The impact of this growing economic rivalry between the two countries is now evident in the steel industry.
A few decades ago, China produced a fraction of the world’s steel. In 2015, this reached 50 percent. Given the slowdown in economic growth in China, demand has decreased. According to European Union estimates, China now has an overcapacity of 350 million tonnes, which is more than twice as many as the entire EU produces in a year.
China’s attempt to export some of its surplus has led to a slump in steel prices by up to 40 percent. This spring, China announced the elimination of 500,000 jobs in the steel industry and a drastic reduction in capacity.
Nevertheless, the European steel corporations, with the support of the trade unions, demanded high punitive tariffs be imposed against China, as are already applied in the US. But even then, the chairman of the World Steel Association, Wolfgang Eder, assumes that the European steel industry must be reduced by half in the next 15 years. With 330,000 employees working in more than 500 steel plants, this would amount to a massive cut in jobs.

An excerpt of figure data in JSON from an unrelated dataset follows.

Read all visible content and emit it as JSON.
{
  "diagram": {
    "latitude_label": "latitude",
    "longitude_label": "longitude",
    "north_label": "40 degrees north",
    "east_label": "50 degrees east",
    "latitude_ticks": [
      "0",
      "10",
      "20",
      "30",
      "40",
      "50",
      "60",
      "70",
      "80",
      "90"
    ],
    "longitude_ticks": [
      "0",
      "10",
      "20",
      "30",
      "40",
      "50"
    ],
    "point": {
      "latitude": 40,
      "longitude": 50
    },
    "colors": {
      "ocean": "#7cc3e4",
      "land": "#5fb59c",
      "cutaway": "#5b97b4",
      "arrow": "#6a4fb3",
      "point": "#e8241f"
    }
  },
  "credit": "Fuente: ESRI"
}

The German government is responding to growing competition with China as it has to all the problems in recent years: With sharp attacks on the wages and living conditions of the working class at home, with the establishment of authoritarian forms of rule and with the revival of German militarism. Under capitalist conditions—i.e., the dominance of private ownership and the nation-state—it is impossible to bring the enormous potential of global productive forces and the social interests of humanity into harmony.